Probability density function
In probability theory, the probability density function, often short density function, probability density or just density ( abbreviated WDF or pdf of Engl. Probability density function ), called a tool to describe a continuous probability distribution. The integration of the probability density function over an interval gives the probability that a random variable takes on a value between the density and. The probability density can assume values greater than 1 and should not be confused with the probability itself.
Formally, it is a density with respect to Lebesgue measure.
While in the discrete case probabilities of events by summing the probabilities of the individual elementary events can be calculated ( an ideal cube shows, for example, any number with a probability of ), this is no longer true for the continuous case. For example, two people are hardly exactly the same size, but only up to a hair's breadth or less. In such cases, the probability density functions are useful. With the help of these functions to estimate the probability for an arbitrary interval - for example, a height between 1.80 m and 1.81 m - determine, although infinitely many values lie in this interval, of which each individual has the chance.

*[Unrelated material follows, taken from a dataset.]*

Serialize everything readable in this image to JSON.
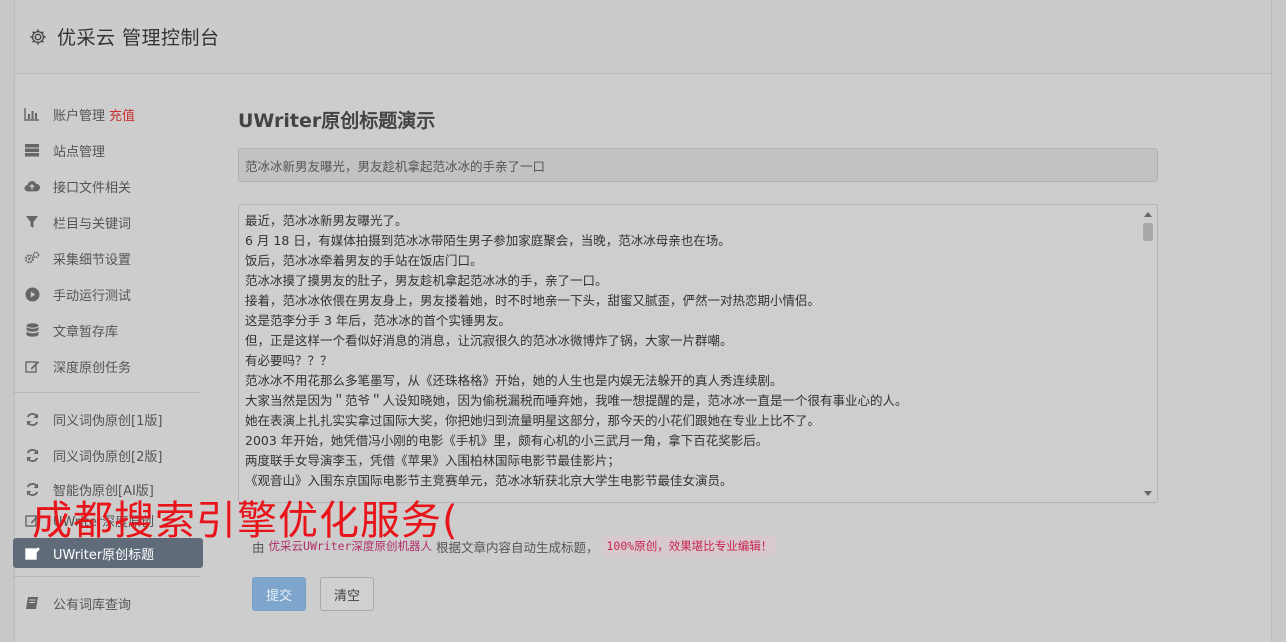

It is a probability measure and is a real-valued random variable. A function is called a probability density of the random variable (or more precisely, the distribution of ), if the following holds
For all real numbers.
Standardization and uniqueness
The area under the distribution function has the content 1, i.e.
The probability density is uniquely determined up to deviations in a set of measure zero. It is always non-negative and can be (as opposed to probability ) assume arbitrarily large values , as is evident from the picture.

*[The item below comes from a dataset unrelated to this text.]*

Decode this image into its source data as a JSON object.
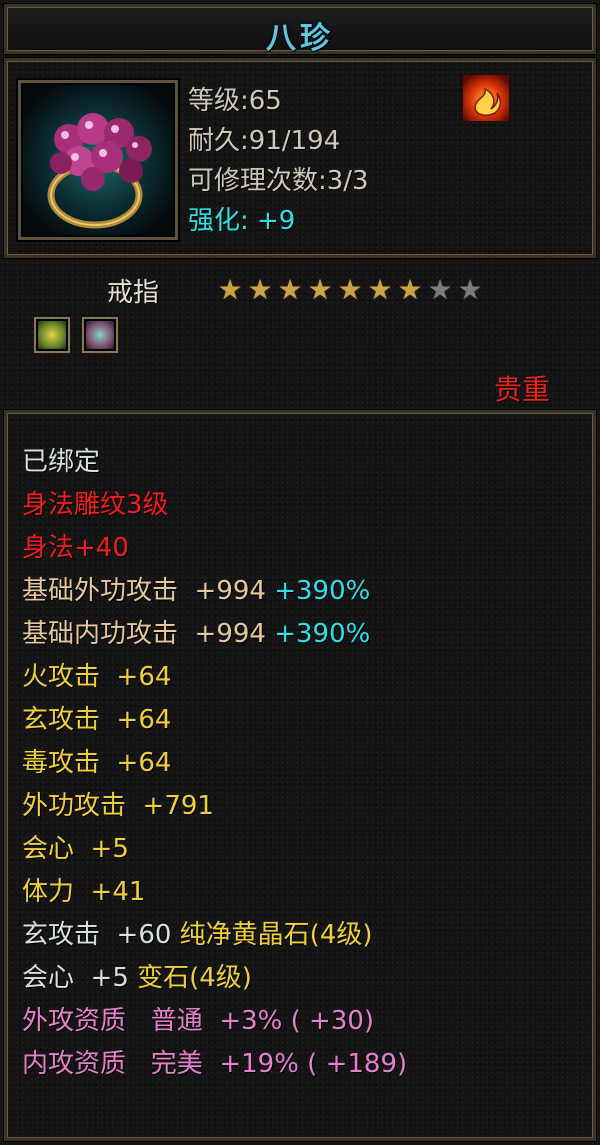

Conversely Any function with for all and is the density function of a uniquely determined probability distribution.
Calculation of probabilities
The probability of an interval can be calculated using the probability density or the associated cumulative distribution function as
This formula also applies to the intervals, and because individual points have at random variables with the probability density; the distribution function is continuous.

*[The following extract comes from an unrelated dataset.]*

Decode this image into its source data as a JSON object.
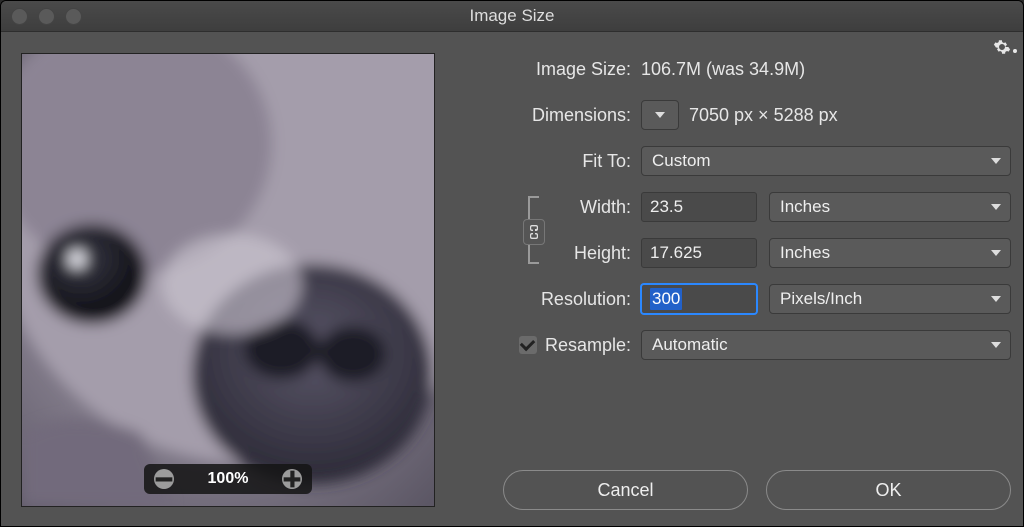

For more complex quantities, the probability can be determined analogously by integrating over subintervals. In general, the probability takes the form
Condition for the existence of a probability density
Has a probability density if and only if the distribution of absolutely continuous with respect to Lebesgue measure, i.e., when
For every Lebesgue null set ( set of Radon Nikodým ).
Context of the distribution function and density function
The (cumulative ) distribution function is formed as an integral over the density function:
Conversely, if the distribution function is differentiable, their derivation is a function of the density distribution:
This also applies even if it countably many points at which is continuous but not differentiable; which values to use at these locations for is irrelevant.
In general, there exists a density function if and only if the distribution function is absolutely continuous. This condition implies among other things that is continuous almost everywhere and has a discharge line, which corresponds to the density.
It should however be noted that there are distributions as the Cantor distribution having a continuous almost everywhere differentiable distribution function, but not the probability density. Differentiable almost everywhere distribution functions are always, but the corresponding derivation generally recorded only the absolutely continuous portion of the distribution.
Densities on subintervals
The probability density function of a random variable that takes values only in a partial interval of real numbers can be chosen such that it is set outside the range. An example is the exponential distribution. Alternatively, the probability density may be considered as a function, i.e., a density of distribution in relation to the Lebesgue measure on.
Using density functions and expectation values can be calculated. If a random variable with density, then for their expected value
If the integral exists. More generally, in the case of the existence
Thanks for and otherwise a density function is given, as is the whole of non-negative and it is
For the corresponding distribution function is obtained for
And for all generations. If a random variable with density, so therefore follows for example
For the expectation value of results
Other examples of probability densities are found in the list of univariate probability distributions.
Multidimensional random variable
You can also probability densities for multi-dimensional random variables, ie defined for random vectors. Is a - valued random variable, ie, a probability density function ( with respect to the Lebesgue measure ) of the random variable, if the following holds
For all Borel sets.
Especially then follows for dimensional intervals with real numbers:
The term of the distribution function can also be extended to multi-dimensional random variables. Here is to be read componentwise in the notation that a vector and the characters. So in this case a picture of in the interval [0,1 ], and it is
If n- times continuously differentiable, we obtain a probability density by partial differentiation:
The densities of the component variables can be interpreted as densities of the marginal distributions calculated by integrating over the other variables.
Furthermore: If a - valued random variable with density, so are equivalent:
- Has a density of form, the real probability density is.
- The random variables are independent.
Estimate a probability density based on discrete data
Discrete recognized, but actually continuous data ( For example, the height in centimeters ) can be represented as a frequency density. The histogram thus obtained is a piecewise constant estimate of the density function. Alternatively, for example, can be estimated by a continuous function with the so-called kernel density estimates, the density function. The core used for this purpose should match the expected measurement error.